Friday, September 28, 2012

URT Singlespeed a Ride Review

The long journey that has been my Trek Y 11 singlespeed blast from the past has finally culminated.  Version 2 was finally completed Wed night thanks to some parts bin BB7s from Carl for the front wheel.  Just in time for our CNH Thurs ride.


For those keeping score version 1 was more of just clean the thing up, convert to singlespeed and see if it even works.  The singlespeed portion of the build has proven itself solid from the get go.  The DMR STS chain tensioner works great and is pretty smooth no issues there.  Version 1's main issue was the tired old suspension, front and back.  I knew if I was going to ride this thing long term I would need suspension that actually worked.

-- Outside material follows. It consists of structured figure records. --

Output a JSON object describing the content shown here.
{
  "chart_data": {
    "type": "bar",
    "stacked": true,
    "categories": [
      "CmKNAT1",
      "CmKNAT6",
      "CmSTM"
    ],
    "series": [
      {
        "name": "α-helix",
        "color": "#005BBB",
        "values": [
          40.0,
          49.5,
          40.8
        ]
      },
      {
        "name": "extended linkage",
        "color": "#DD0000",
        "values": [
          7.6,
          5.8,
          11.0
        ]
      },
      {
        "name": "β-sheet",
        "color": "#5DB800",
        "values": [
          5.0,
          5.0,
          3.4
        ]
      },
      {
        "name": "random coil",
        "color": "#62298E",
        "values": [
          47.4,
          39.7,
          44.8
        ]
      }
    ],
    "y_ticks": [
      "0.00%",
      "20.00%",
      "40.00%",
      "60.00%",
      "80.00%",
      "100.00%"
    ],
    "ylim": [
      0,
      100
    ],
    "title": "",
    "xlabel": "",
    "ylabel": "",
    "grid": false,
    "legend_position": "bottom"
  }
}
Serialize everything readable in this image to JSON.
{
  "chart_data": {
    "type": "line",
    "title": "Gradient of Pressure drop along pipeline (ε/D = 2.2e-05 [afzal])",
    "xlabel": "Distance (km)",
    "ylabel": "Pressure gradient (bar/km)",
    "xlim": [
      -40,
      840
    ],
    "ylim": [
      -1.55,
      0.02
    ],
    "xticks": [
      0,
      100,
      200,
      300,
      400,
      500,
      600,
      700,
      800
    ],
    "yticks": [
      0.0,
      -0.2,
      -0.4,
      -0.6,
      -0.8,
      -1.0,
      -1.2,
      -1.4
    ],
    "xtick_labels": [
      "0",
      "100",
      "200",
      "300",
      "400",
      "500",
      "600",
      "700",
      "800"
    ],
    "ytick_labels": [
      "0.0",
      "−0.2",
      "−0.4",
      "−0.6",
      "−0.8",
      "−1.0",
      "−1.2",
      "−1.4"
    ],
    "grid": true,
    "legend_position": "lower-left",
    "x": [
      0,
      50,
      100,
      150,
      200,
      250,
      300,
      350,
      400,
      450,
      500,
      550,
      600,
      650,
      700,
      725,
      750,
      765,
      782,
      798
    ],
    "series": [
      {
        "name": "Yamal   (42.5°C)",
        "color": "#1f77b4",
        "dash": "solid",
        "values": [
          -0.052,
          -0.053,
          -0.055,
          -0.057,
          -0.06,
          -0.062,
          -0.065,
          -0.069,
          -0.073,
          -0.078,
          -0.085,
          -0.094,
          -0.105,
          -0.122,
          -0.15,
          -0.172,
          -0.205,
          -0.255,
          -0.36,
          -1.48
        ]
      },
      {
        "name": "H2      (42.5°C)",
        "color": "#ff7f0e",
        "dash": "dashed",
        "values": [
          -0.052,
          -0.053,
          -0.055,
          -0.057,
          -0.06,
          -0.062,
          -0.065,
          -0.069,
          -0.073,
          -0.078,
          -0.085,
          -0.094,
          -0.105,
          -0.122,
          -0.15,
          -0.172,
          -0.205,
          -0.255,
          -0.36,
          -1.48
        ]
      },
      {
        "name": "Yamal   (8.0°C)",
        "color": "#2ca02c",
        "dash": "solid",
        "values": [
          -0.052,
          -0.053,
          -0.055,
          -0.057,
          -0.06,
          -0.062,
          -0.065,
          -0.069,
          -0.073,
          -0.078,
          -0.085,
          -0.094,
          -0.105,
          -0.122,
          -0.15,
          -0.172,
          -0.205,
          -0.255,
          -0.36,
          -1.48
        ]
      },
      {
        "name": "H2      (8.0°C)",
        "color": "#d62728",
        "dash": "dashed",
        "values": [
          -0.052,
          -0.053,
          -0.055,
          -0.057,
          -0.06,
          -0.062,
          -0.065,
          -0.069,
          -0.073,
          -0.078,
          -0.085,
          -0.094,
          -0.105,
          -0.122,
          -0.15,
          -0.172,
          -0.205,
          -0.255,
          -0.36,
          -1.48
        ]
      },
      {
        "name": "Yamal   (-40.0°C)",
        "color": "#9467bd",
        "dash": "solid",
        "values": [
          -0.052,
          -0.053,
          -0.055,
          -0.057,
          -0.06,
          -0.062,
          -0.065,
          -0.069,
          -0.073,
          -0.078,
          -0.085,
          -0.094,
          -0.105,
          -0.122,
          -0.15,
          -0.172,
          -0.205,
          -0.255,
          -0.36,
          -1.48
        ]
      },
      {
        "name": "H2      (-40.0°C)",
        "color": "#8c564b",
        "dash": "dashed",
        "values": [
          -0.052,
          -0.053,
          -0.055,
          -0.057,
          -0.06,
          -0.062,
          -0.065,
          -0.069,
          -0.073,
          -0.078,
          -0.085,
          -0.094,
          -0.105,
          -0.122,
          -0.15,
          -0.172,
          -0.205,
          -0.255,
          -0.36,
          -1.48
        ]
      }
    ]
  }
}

I put my desire for a full suspension singlespeed party bike out into the Universe and a few months later I got a text from Jomo informing me he was actually going to mail the fork I gave him back from CO.  I had told him to just sell it and then buy me beer when I come out to visit but all told this is probably better.  Then Phil at work had mentioned a while back about an old Stratos Helix rear shock he had laying around in a box in his shop doing nothing.  Although I guess technically what it was doing was hiding..waiting to fulfill its DESTINY.

Only issue at this point was the fork coming from CO was a 29er but I've randomly decided to turn 26er frames into 69er's before to pretty decent effect so I didn't let that phase me for a second.  There was a good chance the geometry was going to go straight to hell but it turns out the Stratos is a quarter inch longer than the original spec'd rear shock on this frame.  So the wagon wheel fork tilted things back a bit but then a slightly longer than spec'd rear shock tilted things right back.  Its still a bit hokey but it works.

The ride itself went pretty damn great.  It's going to take me a bit to learn how to appropriately ride suspension again.  I wasn't really using it to its full effect and was getting messed up a bit in corners because of the slight differences in steering behavior and not being used to rebound etc.  The geometry feels very odd to me but I think its actually probably fine.  I need to get someone like Ben on this thing who is used to riding a bit more slack to know for sure.  It rides flats and downs just fine...climbing is awkward as hell and feels like its 3 times harder than it should be but I guess that is to be expected.

I posted one of my faster times on Mighty Chicken last night so right from the get go I can see there will be some gains in the descending realm over my Redline.  Although I did almost kill myself going off the slight drop before the last big berm.  Turns out this thing is a little front heavy, go figure.  I'm comfortable in a high speed nollie though so no big whup.  I think once I learn the little ins and outs of actually riding a slack FS ride appropriately I will probably be partying pretty hard on this thing.

A viable full suspension 69er singlespeed? Who'd have thunk it??